I confess that I was working on my stag
By Ed Power
Friday Aug 14 2009
Bashing out a newspaper article while zooming down the Portlaoise bypass may not strike everyone as the ideal start to a relaxing weekend away. Yet this was what I found myself doing en route to my stag getaway several years ago.
A last minute assignment, coupled with some frankly terrible time-keeping on my part, had left me with no choice but to throw together an article while my wife-to-be-and I drove from our home outside Dublin to Cork airport (to be accurate, she was looking after the driving, while I assaulted my laptop and had a mini-meltdown ).
If that strikes you as a nightmare, clearly you've never been self-employed. For those of us without the luxury of paid time off or a guaranteed income, a workaholic schedule becomes a way of life. You find yourself routinely putting in seven day weeks -- and even taking your work with you on holidays.
Indeed, the very concept of a holiday becomes nebulous if you're a workaholic. You end up doing your usual grind ,but in more pleasant surroundings.
Down the years, I've laboured over pieces at a greasy McDonalds in New York, on a bench in Spain (thank god for iPhones) and, on one occasion, struggling to stay awake from jet lag at a youth hostel in Japan, with a football team worth of unimpressed Australians queuing to use the establishment's only terminal.
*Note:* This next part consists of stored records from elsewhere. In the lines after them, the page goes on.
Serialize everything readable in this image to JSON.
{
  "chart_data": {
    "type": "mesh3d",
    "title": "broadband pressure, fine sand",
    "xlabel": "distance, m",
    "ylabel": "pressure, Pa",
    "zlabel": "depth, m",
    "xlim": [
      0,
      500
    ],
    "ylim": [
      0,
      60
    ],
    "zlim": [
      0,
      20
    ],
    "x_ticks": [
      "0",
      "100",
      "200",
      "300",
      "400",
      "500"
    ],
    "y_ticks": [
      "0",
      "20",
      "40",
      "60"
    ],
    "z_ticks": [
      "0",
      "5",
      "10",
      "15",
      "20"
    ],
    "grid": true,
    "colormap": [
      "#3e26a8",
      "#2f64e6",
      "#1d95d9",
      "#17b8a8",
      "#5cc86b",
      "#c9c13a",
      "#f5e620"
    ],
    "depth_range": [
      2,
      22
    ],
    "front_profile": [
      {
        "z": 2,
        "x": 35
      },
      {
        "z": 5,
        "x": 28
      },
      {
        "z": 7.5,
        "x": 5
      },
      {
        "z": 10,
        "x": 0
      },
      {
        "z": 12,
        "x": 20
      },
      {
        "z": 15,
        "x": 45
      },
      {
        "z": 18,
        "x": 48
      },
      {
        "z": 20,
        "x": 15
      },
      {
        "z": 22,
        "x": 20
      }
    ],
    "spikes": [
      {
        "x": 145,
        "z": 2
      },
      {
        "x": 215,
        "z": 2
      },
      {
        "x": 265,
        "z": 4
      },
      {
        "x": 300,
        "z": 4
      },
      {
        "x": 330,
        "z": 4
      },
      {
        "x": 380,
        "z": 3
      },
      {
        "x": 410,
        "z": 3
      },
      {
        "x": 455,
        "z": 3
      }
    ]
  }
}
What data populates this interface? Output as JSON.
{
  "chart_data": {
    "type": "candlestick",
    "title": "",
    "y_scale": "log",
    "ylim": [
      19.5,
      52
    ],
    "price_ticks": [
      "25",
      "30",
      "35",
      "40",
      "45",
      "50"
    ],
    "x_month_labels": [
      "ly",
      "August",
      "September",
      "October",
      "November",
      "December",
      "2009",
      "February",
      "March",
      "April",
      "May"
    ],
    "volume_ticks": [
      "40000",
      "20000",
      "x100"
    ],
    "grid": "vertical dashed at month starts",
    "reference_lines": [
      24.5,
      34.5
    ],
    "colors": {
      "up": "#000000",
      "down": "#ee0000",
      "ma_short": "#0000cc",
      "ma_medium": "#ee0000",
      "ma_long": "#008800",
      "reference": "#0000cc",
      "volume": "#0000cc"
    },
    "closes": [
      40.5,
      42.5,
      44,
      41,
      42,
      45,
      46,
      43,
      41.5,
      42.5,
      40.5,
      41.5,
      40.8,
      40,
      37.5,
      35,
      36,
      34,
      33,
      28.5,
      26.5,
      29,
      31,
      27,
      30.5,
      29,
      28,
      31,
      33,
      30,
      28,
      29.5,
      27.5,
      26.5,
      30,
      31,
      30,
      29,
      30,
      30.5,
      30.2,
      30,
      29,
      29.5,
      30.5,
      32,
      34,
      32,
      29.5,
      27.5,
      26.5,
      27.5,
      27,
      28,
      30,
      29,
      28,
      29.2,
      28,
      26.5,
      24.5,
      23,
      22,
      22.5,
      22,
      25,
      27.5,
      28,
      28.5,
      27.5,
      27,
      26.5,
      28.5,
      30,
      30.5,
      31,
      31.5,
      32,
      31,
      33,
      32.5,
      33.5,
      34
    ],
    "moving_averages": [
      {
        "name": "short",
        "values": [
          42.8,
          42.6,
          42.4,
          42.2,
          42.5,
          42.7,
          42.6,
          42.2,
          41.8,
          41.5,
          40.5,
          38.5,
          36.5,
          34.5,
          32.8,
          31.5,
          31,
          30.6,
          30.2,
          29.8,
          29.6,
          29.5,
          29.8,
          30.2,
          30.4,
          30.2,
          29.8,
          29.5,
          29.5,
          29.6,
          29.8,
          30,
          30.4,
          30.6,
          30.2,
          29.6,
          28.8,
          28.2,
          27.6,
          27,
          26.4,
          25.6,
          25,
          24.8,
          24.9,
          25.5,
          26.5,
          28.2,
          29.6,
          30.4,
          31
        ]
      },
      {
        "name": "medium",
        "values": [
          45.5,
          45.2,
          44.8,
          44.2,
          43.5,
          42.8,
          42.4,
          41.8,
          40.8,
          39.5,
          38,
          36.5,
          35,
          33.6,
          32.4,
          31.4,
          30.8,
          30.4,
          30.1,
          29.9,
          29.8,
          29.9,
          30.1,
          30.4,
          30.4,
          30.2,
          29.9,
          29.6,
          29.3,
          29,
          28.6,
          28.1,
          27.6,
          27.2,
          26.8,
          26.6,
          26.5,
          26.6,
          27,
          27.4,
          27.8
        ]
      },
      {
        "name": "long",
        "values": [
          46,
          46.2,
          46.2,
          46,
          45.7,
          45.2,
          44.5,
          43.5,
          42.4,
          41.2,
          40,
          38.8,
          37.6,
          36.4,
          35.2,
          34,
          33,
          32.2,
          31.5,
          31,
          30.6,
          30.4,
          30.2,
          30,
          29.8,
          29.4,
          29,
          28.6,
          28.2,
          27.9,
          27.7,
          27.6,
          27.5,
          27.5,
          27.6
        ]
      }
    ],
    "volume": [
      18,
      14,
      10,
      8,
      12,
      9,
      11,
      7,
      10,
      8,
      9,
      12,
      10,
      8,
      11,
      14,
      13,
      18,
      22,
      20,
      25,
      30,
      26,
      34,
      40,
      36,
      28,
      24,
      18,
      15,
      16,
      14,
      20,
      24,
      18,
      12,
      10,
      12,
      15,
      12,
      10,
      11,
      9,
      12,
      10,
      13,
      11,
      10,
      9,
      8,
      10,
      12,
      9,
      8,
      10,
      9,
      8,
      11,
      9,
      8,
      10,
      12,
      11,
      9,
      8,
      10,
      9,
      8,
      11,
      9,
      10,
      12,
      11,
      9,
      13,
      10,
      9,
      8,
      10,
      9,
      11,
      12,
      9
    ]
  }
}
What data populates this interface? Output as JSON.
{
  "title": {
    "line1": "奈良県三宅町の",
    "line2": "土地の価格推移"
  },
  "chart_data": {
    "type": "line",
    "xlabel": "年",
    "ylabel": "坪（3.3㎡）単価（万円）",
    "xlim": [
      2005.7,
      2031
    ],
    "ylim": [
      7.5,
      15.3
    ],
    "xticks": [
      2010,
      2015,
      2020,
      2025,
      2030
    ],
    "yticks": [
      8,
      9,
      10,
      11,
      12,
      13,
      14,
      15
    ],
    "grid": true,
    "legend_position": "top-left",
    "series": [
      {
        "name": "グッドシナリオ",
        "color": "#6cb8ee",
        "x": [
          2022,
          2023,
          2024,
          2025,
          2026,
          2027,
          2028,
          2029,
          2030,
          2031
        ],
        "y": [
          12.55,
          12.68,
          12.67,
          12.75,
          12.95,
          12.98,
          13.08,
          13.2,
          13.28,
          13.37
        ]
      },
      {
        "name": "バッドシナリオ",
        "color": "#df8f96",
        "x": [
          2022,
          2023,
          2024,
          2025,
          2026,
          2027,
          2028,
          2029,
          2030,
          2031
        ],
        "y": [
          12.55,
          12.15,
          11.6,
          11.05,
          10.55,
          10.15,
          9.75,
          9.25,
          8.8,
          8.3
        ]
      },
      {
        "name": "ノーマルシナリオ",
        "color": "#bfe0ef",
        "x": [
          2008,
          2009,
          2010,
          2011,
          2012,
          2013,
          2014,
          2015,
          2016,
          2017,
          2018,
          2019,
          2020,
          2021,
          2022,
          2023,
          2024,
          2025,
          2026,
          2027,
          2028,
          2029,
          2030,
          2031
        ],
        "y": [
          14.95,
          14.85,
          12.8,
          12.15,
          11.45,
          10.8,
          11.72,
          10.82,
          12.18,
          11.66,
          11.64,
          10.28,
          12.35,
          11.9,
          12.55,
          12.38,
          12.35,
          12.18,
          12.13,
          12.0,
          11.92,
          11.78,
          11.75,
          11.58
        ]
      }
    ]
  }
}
A few years back, an editor actually rang up wondering if I could throw together a piece in 20 minutes. I was sitting in Central Park at the time but -- always shackled to work -- dutifully dashed off in a random direction in search of an internet cafe.
Technology is gradually making things easier. When booking hotels, for instance, broadband is essential. That way, I can rise at 7am, slog through two or three hours of work and still be in time for breakfast.
You might think this a terrible imposition on one's leisure time. Take it from me, it's a rollick in the muck compared to the alternative: trudging all the way to a cyber-cafe and toiling for half the morning without being able to pop to the loo.
Hell is having to get through a 1,200 word article by noon with no possibility of visiting the little boys' room.